After I sat for my comprehensive exam last year in January, I got deployed to a clothing company in a city near my school as I awaited graduation. I was to succeed a lady who was departing for their country in a few weeks; this lady had to pass on the knowledge pertaining to the job to me before leaving. I was to follow her orders and learn from how well she executed her work since she was among the best performing employees in that company. But should l you clue you in? It was laborious on my end; I hated following someone, I wanted to establish myself separate from what she told me and most times I caught myself telling her to leave me to handle the work my way because I did not want to be ordered. Something that sometimes caused friction between us and also led to delay while executing our duties.
Did it end there? No! A few months ago, while I was pushing chicken feathers stuck in a cesspool vessel with my hands, a friend apprised me to use a rake standing next to me. Still, because I would use the rake anyway without their wisdom, I decided to sacrifice my hands’ ha-ha! Because I didn’t want to adhere to her orders. I defended myself voicing out that I used my hands because I wished to . But the truth is it was hard for me to humble myself and follow people who call out urgency in me regarding something I already know or who seemingly know things better than I do. After all, I always wanted to dance to only the beat of my music, yet sometimes I am a terrible or learning singer.
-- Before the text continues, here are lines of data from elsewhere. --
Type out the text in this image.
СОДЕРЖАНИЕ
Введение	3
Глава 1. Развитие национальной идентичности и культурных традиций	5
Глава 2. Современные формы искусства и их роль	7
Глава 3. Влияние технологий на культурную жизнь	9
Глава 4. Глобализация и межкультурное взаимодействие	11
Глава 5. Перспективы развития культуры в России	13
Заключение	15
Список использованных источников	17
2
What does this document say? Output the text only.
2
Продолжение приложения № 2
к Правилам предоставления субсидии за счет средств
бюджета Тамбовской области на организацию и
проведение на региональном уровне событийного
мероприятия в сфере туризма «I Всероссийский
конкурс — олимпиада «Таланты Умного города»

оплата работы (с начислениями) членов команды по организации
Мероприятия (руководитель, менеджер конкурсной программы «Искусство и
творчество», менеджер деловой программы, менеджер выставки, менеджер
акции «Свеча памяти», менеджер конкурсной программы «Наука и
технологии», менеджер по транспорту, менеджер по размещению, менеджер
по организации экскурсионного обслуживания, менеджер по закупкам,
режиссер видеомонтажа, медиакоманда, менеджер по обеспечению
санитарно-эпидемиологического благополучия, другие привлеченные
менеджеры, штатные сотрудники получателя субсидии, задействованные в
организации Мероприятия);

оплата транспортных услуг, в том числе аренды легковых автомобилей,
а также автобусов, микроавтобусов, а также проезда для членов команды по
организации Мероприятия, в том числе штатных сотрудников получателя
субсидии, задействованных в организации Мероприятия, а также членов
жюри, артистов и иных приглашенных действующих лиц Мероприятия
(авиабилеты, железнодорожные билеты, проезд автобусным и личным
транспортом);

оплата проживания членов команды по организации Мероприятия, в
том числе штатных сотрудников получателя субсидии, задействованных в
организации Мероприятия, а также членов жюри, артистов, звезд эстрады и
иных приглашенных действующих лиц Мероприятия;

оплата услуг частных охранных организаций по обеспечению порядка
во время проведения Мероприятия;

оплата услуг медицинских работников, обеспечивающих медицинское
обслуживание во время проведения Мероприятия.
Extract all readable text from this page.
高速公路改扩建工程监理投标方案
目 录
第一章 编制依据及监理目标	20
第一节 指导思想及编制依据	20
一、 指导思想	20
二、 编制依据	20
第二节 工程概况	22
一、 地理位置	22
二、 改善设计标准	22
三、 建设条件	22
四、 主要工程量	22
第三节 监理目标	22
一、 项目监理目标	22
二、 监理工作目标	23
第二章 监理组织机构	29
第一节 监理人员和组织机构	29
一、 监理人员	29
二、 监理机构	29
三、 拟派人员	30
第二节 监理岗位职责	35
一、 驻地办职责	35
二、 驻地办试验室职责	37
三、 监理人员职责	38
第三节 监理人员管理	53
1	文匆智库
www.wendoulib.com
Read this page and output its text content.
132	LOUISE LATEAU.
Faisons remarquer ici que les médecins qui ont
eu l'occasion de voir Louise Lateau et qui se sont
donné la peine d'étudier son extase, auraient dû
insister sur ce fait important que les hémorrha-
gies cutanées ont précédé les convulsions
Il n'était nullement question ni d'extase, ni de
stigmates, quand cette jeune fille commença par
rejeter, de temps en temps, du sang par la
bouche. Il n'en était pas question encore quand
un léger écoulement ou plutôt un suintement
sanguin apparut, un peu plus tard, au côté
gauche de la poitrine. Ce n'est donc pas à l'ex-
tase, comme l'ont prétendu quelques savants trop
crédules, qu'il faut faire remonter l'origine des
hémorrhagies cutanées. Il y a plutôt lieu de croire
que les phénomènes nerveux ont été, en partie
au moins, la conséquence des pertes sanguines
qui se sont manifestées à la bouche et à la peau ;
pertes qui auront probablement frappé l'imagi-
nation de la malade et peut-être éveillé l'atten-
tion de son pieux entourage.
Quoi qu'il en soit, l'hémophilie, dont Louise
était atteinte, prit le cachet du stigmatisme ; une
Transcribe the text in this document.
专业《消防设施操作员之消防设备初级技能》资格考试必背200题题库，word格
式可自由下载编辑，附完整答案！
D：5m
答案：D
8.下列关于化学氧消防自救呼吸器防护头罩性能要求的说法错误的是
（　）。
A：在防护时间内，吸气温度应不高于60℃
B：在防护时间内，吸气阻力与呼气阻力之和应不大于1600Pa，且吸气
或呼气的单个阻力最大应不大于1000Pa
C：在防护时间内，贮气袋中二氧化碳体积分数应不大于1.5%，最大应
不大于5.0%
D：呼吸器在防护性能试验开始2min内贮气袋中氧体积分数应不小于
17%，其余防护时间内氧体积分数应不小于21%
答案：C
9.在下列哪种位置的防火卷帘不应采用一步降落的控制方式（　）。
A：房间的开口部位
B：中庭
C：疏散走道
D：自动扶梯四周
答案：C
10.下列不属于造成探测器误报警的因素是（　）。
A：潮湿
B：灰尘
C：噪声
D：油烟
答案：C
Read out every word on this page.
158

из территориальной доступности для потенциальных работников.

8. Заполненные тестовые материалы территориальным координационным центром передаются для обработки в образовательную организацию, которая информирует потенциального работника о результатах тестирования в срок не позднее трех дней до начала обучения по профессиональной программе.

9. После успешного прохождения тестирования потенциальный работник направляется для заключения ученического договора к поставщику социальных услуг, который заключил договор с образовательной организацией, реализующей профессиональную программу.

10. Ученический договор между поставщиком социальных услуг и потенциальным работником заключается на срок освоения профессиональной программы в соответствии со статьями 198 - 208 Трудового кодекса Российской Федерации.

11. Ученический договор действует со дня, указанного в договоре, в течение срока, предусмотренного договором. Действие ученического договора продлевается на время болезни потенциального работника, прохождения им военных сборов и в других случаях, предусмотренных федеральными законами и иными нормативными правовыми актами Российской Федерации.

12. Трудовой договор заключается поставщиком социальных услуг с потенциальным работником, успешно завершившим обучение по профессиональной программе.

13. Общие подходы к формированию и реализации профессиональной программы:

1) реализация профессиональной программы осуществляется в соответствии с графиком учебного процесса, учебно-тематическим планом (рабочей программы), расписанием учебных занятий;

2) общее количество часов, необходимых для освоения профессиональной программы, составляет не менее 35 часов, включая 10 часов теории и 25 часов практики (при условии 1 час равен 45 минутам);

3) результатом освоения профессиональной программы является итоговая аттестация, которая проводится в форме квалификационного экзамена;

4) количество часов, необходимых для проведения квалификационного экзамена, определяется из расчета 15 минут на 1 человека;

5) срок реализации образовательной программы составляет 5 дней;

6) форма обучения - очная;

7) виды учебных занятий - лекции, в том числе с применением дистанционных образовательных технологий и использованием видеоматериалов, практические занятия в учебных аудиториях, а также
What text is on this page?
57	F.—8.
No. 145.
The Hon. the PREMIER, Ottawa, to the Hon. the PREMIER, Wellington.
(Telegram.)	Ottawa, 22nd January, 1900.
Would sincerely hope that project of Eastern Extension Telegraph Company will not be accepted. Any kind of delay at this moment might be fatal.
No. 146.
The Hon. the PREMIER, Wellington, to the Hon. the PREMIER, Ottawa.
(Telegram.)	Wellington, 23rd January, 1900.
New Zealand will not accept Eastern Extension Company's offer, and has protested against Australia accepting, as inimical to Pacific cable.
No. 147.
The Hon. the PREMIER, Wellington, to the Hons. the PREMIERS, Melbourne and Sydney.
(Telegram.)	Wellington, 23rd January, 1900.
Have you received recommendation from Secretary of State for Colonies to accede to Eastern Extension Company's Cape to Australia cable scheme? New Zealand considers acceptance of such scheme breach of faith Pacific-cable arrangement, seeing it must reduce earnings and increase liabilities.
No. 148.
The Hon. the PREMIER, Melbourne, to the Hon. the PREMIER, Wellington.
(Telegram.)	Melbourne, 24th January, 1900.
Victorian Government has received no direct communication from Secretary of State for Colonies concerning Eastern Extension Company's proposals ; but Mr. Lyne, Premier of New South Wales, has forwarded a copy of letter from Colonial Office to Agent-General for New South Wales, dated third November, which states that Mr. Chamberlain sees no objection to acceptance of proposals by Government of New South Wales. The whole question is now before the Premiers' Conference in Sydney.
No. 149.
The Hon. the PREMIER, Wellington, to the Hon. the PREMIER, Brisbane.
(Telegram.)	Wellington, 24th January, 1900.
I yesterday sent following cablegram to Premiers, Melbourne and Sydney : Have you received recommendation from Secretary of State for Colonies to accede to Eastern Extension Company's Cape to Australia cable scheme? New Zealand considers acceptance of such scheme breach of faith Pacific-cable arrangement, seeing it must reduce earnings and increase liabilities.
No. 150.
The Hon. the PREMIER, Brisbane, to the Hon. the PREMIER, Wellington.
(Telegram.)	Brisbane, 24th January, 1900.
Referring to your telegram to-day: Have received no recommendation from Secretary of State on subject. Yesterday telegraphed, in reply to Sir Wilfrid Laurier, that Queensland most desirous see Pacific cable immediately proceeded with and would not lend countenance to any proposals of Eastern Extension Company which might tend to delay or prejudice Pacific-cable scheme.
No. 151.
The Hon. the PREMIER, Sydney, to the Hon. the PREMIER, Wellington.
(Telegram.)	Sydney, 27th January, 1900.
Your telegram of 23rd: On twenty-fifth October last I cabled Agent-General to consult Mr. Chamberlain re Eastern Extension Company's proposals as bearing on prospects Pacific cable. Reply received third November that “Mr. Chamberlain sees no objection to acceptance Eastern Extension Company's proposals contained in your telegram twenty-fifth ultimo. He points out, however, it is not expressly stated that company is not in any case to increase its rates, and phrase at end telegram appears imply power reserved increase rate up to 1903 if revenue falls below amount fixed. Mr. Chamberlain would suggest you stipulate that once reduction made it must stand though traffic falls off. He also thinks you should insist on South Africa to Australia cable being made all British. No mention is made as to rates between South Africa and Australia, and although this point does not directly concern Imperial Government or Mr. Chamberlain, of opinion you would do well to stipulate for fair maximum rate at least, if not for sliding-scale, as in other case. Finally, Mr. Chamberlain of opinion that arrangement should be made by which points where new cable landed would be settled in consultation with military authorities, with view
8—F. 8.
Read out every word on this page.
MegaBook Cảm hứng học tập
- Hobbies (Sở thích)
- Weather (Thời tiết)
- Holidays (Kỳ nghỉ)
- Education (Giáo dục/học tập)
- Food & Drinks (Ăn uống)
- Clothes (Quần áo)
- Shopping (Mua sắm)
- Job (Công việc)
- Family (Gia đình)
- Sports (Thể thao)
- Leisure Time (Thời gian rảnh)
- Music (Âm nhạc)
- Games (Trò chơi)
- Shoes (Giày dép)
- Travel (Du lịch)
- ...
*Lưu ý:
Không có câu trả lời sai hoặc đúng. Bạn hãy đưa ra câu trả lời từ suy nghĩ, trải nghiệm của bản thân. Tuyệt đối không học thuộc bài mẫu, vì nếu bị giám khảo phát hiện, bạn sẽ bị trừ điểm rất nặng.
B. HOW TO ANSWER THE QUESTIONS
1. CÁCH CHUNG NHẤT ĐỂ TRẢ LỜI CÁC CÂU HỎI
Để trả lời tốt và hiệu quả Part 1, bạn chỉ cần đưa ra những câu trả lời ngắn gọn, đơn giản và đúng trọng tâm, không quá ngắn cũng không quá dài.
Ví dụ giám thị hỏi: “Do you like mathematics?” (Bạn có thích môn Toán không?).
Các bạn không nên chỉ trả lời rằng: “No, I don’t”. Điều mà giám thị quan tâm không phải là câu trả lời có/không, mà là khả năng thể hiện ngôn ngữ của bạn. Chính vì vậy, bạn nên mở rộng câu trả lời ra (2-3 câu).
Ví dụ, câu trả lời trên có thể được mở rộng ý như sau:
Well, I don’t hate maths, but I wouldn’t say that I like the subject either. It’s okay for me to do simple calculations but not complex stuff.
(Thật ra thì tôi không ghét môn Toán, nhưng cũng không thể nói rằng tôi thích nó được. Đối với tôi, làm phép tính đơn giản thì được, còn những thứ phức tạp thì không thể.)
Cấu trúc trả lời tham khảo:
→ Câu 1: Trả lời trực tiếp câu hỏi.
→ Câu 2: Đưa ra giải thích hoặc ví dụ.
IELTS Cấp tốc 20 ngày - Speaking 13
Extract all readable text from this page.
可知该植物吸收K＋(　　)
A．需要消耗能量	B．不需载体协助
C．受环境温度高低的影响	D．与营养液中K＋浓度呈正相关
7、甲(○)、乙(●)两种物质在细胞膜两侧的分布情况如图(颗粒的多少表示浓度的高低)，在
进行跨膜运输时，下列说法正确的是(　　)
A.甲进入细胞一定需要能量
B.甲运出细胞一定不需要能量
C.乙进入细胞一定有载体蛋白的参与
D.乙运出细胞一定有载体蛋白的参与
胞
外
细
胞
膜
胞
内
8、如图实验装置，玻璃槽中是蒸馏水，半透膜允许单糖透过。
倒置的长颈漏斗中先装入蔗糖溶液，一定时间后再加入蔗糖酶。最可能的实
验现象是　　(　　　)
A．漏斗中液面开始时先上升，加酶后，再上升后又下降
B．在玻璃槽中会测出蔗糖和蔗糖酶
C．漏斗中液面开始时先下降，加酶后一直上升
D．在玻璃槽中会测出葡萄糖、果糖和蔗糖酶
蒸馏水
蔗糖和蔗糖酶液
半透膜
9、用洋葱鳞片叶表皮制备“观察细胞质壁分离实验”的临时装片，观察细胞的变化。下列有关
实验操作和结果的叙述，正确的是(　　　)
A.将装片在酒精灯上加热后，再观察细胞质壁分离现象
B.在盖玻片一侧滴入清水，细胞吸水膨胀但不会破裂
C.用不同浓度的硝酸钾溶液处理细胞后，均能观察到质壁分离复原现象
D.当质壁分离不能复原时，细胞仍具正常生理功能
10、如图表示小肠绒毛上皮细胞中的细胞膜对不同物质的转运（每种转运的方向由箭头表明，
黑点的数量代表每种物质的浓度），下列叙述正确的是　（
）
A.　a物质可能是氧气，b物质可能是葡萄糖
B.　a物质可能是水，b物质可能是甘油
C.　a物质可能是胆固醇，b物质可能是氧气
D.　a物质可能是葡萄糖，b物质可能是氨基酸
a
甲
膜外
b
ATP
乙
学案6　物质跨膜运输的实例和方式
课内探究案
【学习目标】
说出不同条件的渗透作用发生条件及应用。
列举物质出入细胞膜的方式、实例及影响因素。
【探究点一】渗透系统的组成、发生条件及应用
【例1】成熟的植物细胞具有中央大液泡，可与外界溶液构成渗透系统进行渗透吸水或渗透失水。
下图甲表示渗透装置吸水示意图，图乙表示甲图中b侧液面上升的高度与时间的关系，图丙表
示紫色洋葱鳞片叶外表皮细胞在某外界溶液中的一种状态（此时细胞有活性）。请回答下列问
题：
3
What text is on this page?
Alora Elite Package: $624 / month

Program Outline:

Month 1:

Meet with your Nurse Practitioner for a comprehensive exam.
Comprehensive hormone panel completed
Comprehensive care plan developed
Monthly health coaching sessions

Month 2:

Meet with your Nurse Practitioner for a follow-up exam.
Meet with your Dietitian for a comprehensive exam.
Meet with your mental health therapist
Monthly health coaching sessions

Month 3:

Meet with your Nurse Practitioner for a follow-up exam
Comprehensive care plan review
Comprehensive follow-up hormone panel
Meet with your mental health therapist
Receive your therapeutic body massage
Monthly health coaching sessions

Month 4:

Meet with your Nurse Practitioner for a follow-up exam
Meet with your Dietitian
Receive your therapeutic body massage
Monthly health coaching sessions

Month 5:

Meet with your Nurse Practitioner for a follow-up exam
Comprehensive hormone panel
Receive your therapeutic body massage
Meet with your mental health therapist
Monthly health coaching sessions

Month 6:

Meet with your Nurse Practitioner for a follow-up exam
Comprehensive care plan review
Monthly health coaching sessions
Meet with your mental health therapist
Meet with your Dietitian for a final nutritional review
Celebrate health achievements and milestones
Last week Pastor Angela Sanyu Okullo posted something on her wall that triggered my mind.
The bible says in John 21:18
Most assuredly, I say to you, when you were younger, you girded yourself and walked where you wished; but when you are old, you will stretch out your hands, and another will gird you and carry you where you do not wish.
And because most of my life, I thought maturity is doing your thing, I have realized that submission is a cut above. It can accelerate our dreams.
Like Pastor Angela, I will leave us pondering about the question.
Is there anyone that can make you do something or are you your own man and no one can tell you what to do?